In einer ökumenischen Veranstaltung hatten Frau Winkler und Herr Esser bereits im November mit den Schülerinnen und Schülern der Religionskurse 9 und 10 den städtischen Friedhof besucht.
Im Dezember fuhren die Kurse dann zur Ausstellung "Körperwelten" nach Bochum. Prof. Gunter van Hagens entwickelte das Verfahren der Plastination, welches der Mumifizierung gleicht. Jedoch sind die Plastinate wesentlich stabiler und detailgetreuer.
Die Ausstellung war sehr spannend. Wir konnten sehen, wie der menschliche  Körper von innen aufgebaut ist mit seinen verschiedenen Organen, Muskeln, Sehnen und Adern. Mich persönlich hat das Ganze fasziniert.

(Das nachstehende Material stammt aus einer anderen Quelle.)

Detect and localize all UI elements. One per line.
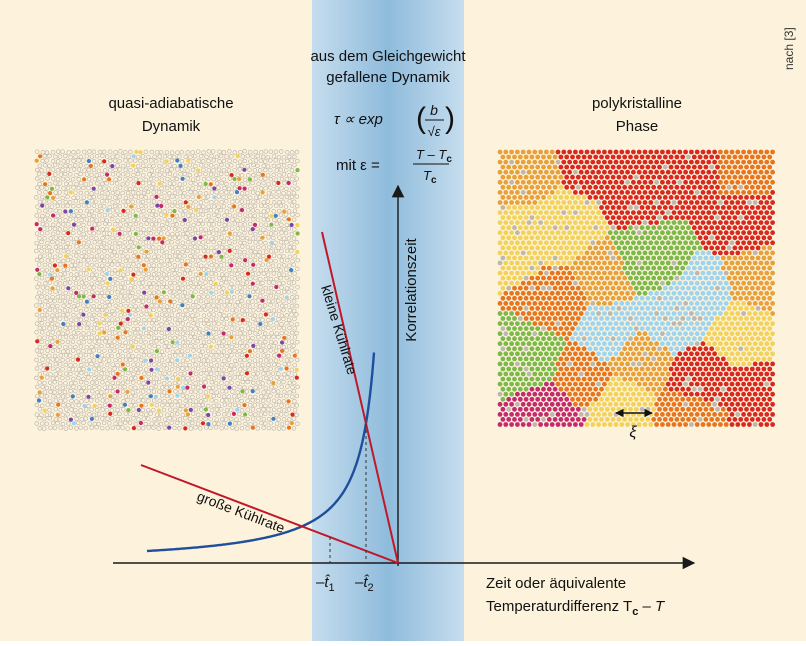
center-title-line2: gefallene Dynamik [326,69,450,86]
right-title-line1: polykristalline [592,95,682,112]
x-axis-label-line1: Zeit oder äquivalente [486,575,626,592]
epsilon-formula-lhs: mit ε = [336,157,380,174]
tau-formula-numerator: b [430,102,438,118]
paren-open: ( [416,102,426,135]
tau-formula-lhs: τ ∝ exp [334,111,383,128]
tau-formula-denominator: √ε [428,124,441,139]
correlation-length-label: ξ [629,424,637,441]
left-title-line2: Dynamik [142,118,201,135]
source-credit: nach [3] [782,27,796,70]
left-title-line1: quasi-adiabatische [108,95,233,112]
paren-close: ) [445,102,455,135]
y-axis-label: Korrelationszeit [403,237,420,341]
center-title-line1: aus dem Gleichgewicht [310,48,466,65]
right-title-line2: Phase [616,118,659,135]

Das war ein Einblick, den man selten bekommen kann. Dabei empfand ich den Anblick einer Raucherlunge, die man auch immer wieder in den einzelnen Plastinaten sehen konnte, schlimm. Der Schaden durch regelmäßiges Rauchen wurde mir hier noch einmal deutlich. Ich weiß, dass die Ausstellung "Körperwelten" umstritten ist. Wir haben uns auch im Unterricht Gedanken gemacht, ob wir sie uns anschauen oder nicht. Aber ich fand es nun positiv. Am Eingang konnte man die verschiedenen Stufen der Entwicklung eines Kindes nach der Befruchtung sehen. Das alles war echt. Menschen haben hier eine besondere Form der Bestattung gewählt, die Körperspende. Die Frage nach der Notwendigkeit und Argumenten gegen diese Technik hat uns im Unterricht und persönlich noch lange beschäftigt. Bilder durften wir aus Respekt vor den Plastinaten, die einmal lebendige Menschen waren, nicht machen.